Little is known of the
endorphins' role in
sepsis-induced respiratory distress and
naloxone's effect as a treatment of it. Thirteen piglets were infused with live Escherichia coli at a rate of 2 to 10 X 10(8) colony-forming units per hour for six hours or until death and were divided into two groups: the septic control group (n = 8), and the
naloxone-treated group (n = 5), which received 8 mg/kg/h of
naloxone by continuous infusion. Hemodynamic parameters, the intrapulmonary shunt fraction (QS/QT), physiologic dead space (VD/VT), minute ventilation, and blood gas levels were measured. Lung lymph flow was obtained by cannulating the right lymphatic duct. The extravascular lung water weight was also measured. The results showed a significant reduction of QS/QT, VD/VT, and arterial
carbon dioxide pressure at one hour and a significant increase of arterial
carbon dioxide pressure and minute ventilation at 1, 3, and 4 hours in the
naloxone-treated group, compared with the untreated septic group. None of the piglets in the
naloxone-treated group developed
ventilatory depression, while 75% of those in the untreated septic group did. Among the latter piglets, three died of
apnea within one hour.
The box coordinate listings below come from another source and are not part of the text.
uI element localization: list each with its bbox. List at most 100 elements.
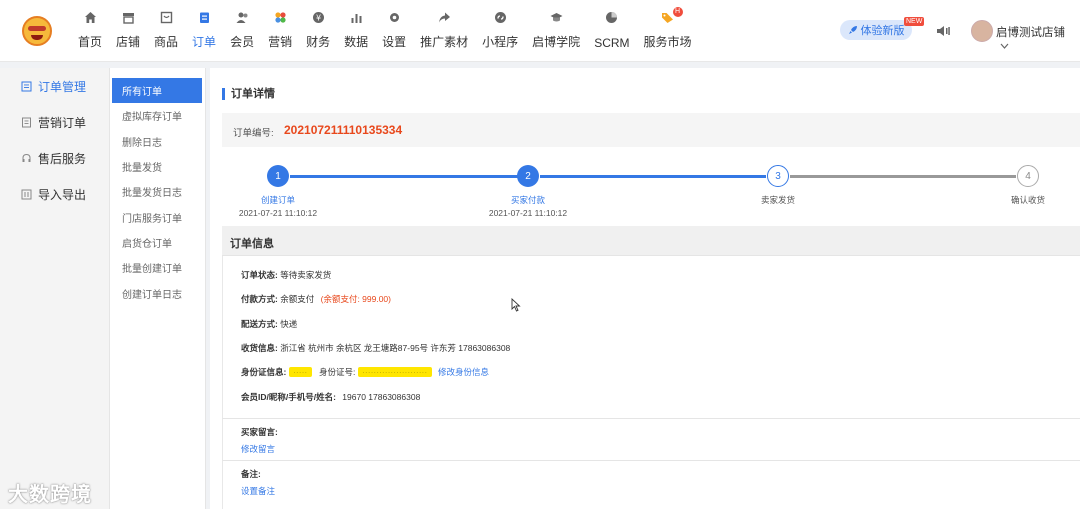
address-value: 浙江省 杭州市 余杭区 龙王塘路87-95号 许东芳 17863086308 [280, 343, 511, 353]
step-3-circle: 3 [767, 165, 789, 187]
subnav-item-batch-ship[interactable]: 批量发货 [112, 154, 202, 179]
nav-item-scrm[interactable]: SCRM [588, 10, 635, 50]
remark-box: 备注: 设置备注 [222, 460, 1080, 509]
nav-item-promo[interactable]: 推广素材 [414, 10, 474, 50]
avatar[interactable] [971, 20, 993, 42]
import-export-icon [20, 188, 32, 200]
academy-icon [549, 10, 563, 24]
nav-item-home[interactable]: 首页 [72, 10, 108, 50]
nav-item-academy[interactable]: 启博学院 [526, 10, 586, 50]
chevron-down-icon [1000, 43, 1009, 49]
masked-id-number: ······················· [357, 367, 432, 377]
nav-item-goods[interactable]: 商品 [148, 10, 184, 50]
new-tag: NEW [904, 17, 925, 26]
order-number: 202107211110135334 [284, 123, 403, 137]
step-4-label: 确认收货 [1010, 195, 1045, 205]
nav-label: 启博学院 [532, 35, 581, 49]
nav-label: 商品 [154, 35, 179, 49]
subnav-item-batch-ship-log[interactable]: 批量发货日志 [112, 179, 202, 204]
page-title: 订单详情 [222, 88, 275, 100]
nav-label: 设置 [382, 35, 407, 49]
remark-label: 备注: [241, 469, 261, 479]
order-detail-panel: 订单详情 订单编号: 202107211110135334 1 2 3 4 创建… [210, 68, 1080, 509]
nav-item-marketing[interactable]: 营销 [262, 10, 298, 50]
subnav-item-create-order-log[interactable]: 创建订单日志 [112, 280, 202, 305]
nav-item-miniprogram[interactable]: 小程序 [476, 10, 524, 50]
delivery-label: 配送方式: [241, 319, 278, 329]
nav-label: 店铺 [116, 35, 141, 49]
nav-item-service-market[interactable]: H 服务市场 [638, 7, 698, 50]
set-remark-link[interactable]: 设置备注 [241, 485, 275, 497]
step-1-circle: 1 [267, 165, 289, 187]
address-row: 收货信息: 浙江省 杭州市 余杭区 龙王塘路87-95号 许东芳 1786308… [241, 342, 510, 354]
payment-balance: (余额支付: 999.00) [320, 294, 391, 304]
subnav-item-delete-log[interactable]: 删除日志 [112, 129, 202, 154]
delivery-value: 快递 [280, 319, 298, 329]
edit-message-link[interactable]: 修改留言 [241, 443, 275, 455]
subnav-item-batch-create-orders[interactable]: 批量创建订单 [112, 255, 202, 280]
id-info-label: 身份证信息: [241, 367, 287, 377]
nav-label: 首页 [78, 35, 103, 49]
payment-value: 余额支付 [280, 294, 315, 304]
subnav-item-store-service-orders[interactable]: 门店服务订单 [112, 204, 202, 229]
share-icon [437, 10, 451, 24]
shop-name-menu[interactable]: 启博测试店铺 [996, 24, 1080, 52]
nav-label: 推广素材 [420, 35, 469, 49]
list-icon [20, 80, 32, 92]
step-3-label: 卖家发货 [760, 195, 795, 205]
sidebar-item-label: 营销订单 [38, 115, 87, 130]
sidebar-item-marketing-orders[interactable]: 营销订单 [0, 104, 109, 140]
sidebar-item-label: 订单管理 [38, 79, 87, 94]
try-new-version-label: 体验新版 [860, 25, 905, 37]
step-1-time: 2021-07-21 11:10:12 [238, 208, 318, 218]
subnav-item-warehouse-orders[interactable]: 启货仓订单 [112, 230, 202, 255]
order-status-value: 等待卖家发货 [280, 270, 332, 280]
try-new-version-button[interactable]: 体验新版 [840, 20, 912, 40]
order-status-row: 订单状态: 等待卖家发货 [241, 269, 331, 281]
nav-item-store[interactable]: 店铺 [110, 10, 146, 50]
subnav-item-all-orders[interactable]: 所有订单 [112, 78, 202, 104]
sidebar-item-order-management[interactable]: 订单管理 [0, 68, 109, 104]
member-icon [235, 10, 249, 24]
mouse-cursor-icon [511, 298, 521, 312]
payment-label: 付款方式: [241, 294, 278, 304]
miniprogram-icon [493, 10, 507, 24]
step-4-circle: 4 [1017, 165, 1039, 187]
sidebar-item-import-export[interactable]: 导入导出 [0, 176, 109, 212]
sidebar-item-label: 导入导出 [38, 187, 87, 202]
member-label: 会员ID/昵称/手机号/姓名: [241, 392, 336, 402]
id-number-label: 身份证号: [318, 367, 356, 377]
brand-logo[interactable] [22, 16, 52, 46]
masked-name: ····· [288, 367, 312, 377]
nav-item-order[interactable]: 订单 [186, 10, 222, 50]
subnav-item-virtual-stock-orders[interactable]: 虚拟库存订单 [112, 103, 202, 128]
step-2-time: 2021-07-21 11:10:12 [488, 208, 568, 218]
order-progress-steps: 1 2 3 4 创建订单 买家付款 卖家发货 确认收货 2021-07-21 1… [210, 162, 1080, 222]
scrm-icon [605, 10, 619, 24]
member-row: 会员ID/昵称/手机号/姓名: 19670 17863086308 [241, 391, 420, 403]
rocket-icon [848, 26, 857, 34]
delivery-row: 配送方式: 快递 [241, 318, 297, 330]
nav-item-settings[interactable]: 设置 [376, 10, 412, 50]
step-2-circle: 2 [517, 165, 539, 187]
service-market-icon: H [661, 7, 683, 24]
nav-item-data[interactable]: 数据 [338, 10, 374, 50]
order-number-box: 订单编号: 202107211110135334 [222, 113, 1080, 147]
sidebar-item-after-sales[interactable]: 售后服务 [0, 140, 109, 176]
home-icon [83, 10, 97, 24]
main-nav: 首页 店铺 商品 订单 会员 营销 ¥ 财务 数据 设置 推广素材 小程序 启博… [72, 7, 700, 50]
settings-icon [387, 10, 401, 24]
step-1-label: 创建订单 [260, 195, 295, 205]
edit-id-info-link[interactable]: 修改身份信息 [438, 367, 489, 377]
address-label: 收货信息: [241, 343, 278, 353]
nav-item-finance[interactable]: ¥ 财务 [300, 10, 336, 50]
watermark: 大数跨境 [8, 484, 92, 506]
nav-item-member[interactable]: 会员 [224, 10, 260, 50]
sidebar-item-label: 售后服务 [38, 151, 87, 166]
top-navbar: 首页 店铺 商品 订单 会员 营销 ¥ 财务 数据 设置 推广素材 小程序 启博… [0, 0, 1080, 62]
buyer-message-box: 买家留言: 修改留言 [222, 418, 1080, 460]
order-status-label: 订单状态: [241, 270, 278, 280]
id-info-row: 身份证信息: ····· 身份证号: ·····················… [241, 366, 489, 378]
nav-label: 财务 [306, 35, 331, 49]
speaker-icon[interactable] [936, 24, 950, 38]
These beneficial effects of
naloxone are likely related to its action on the central and peripheral respiratory regulatory mechanisms. A transient protection of the cardiac output and relatively decreased extravascular lung water with
naloxone treatment may also, in part, improve the ventilation-perfusion maldistribution and secondarily reduce QS/QT and VD/VT. We conclude that
endorphins play a role in septic
ventilatory depression and that
naloxone is effective in ameliorating it.